Like almost all audio nuts, I had picked up most of whatever early information I had from various sources, some of the most fruitful being the question sections of various magazines. Joseph Giovanelli and Herman Burstein offered scads of useful stuff in Audio magazine, as did Norman Eisenberg in High Fidelity. A relative latecomer to this group was the "Q&A" column in Stereo Review, written by Larry Klein. Of these, Klein's effort was probably the most influential, if only because Stereo Review was by far the largest magazine (as is its successor, Sound & Vision).
In 1984, I had begun to write for Stereo Review on a casual basis, contributing mostly the usual how-to-buy-a-speaker stuff, as well as a couple of pieces that still infuriate the more ardent subjective audiophiles.

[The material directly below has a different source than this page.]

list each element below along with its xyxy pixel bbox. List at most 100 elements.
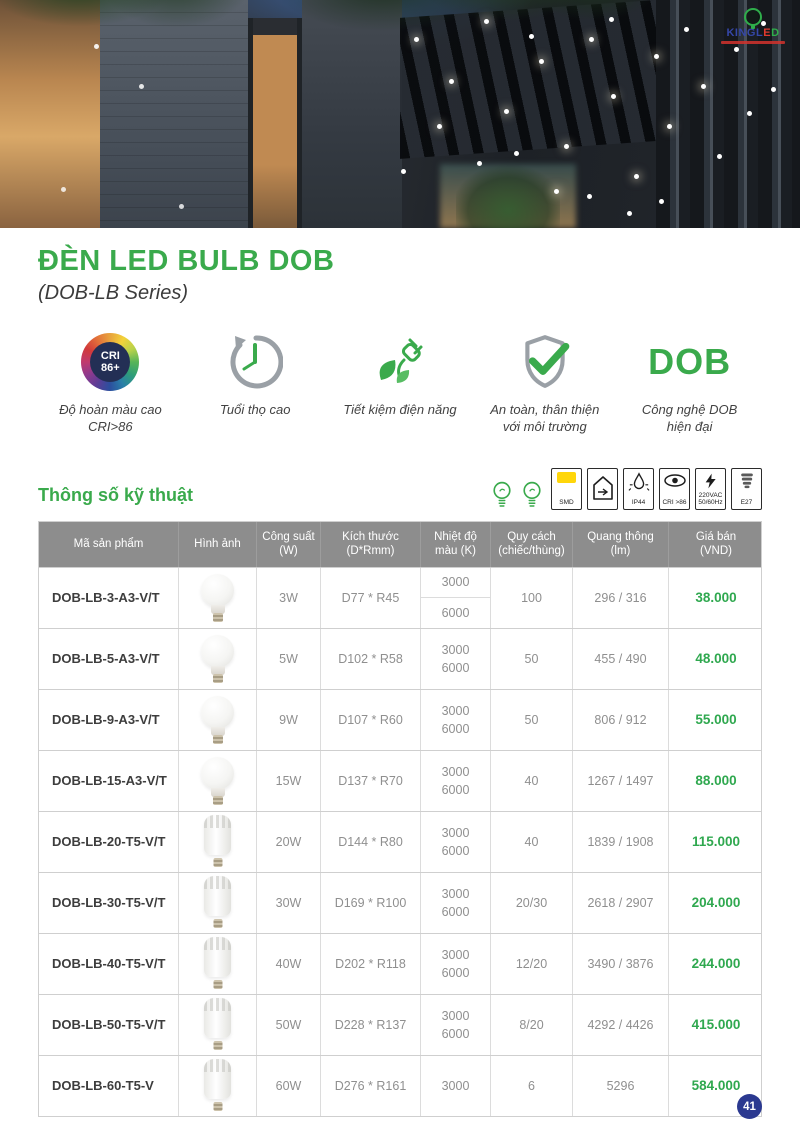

One of these reported on a series of experiments that sought to discover the exact nature of sound differences between CD players (we didn't find any, as long as the machines were not actually broken).
The other suggested that audio amplifiers didn't really exhibit distinctive sound characteristics if they were working properly. You can still find the outfall from that article on the Internet almost twenty years later.
Then, one summer afternoon, SR's editor-in-chief William Livingstone called me to tell me that the magazine and Larry Klein had parted company, and to ask if I would be interested in taking over "Q&A".
Would I be interested in rewriting the Bible or the Koran?
Sure thing! I started in the fall of 1986 and am still doing it. One thing I couldn't have predicted however, was that they would want to illustrate the column with a drawing of my face, derived from several photos I sent. I was assured that the artist did caricatures for the New York Times, so I had nothing to worry about.
The resulting drawing (above), I hasten to assure anyone who cares, looks nothing like me (even 20 years ago), but it did have its good side: nobody ever recognized and stopped me at an audio show for as long as the illustration ran.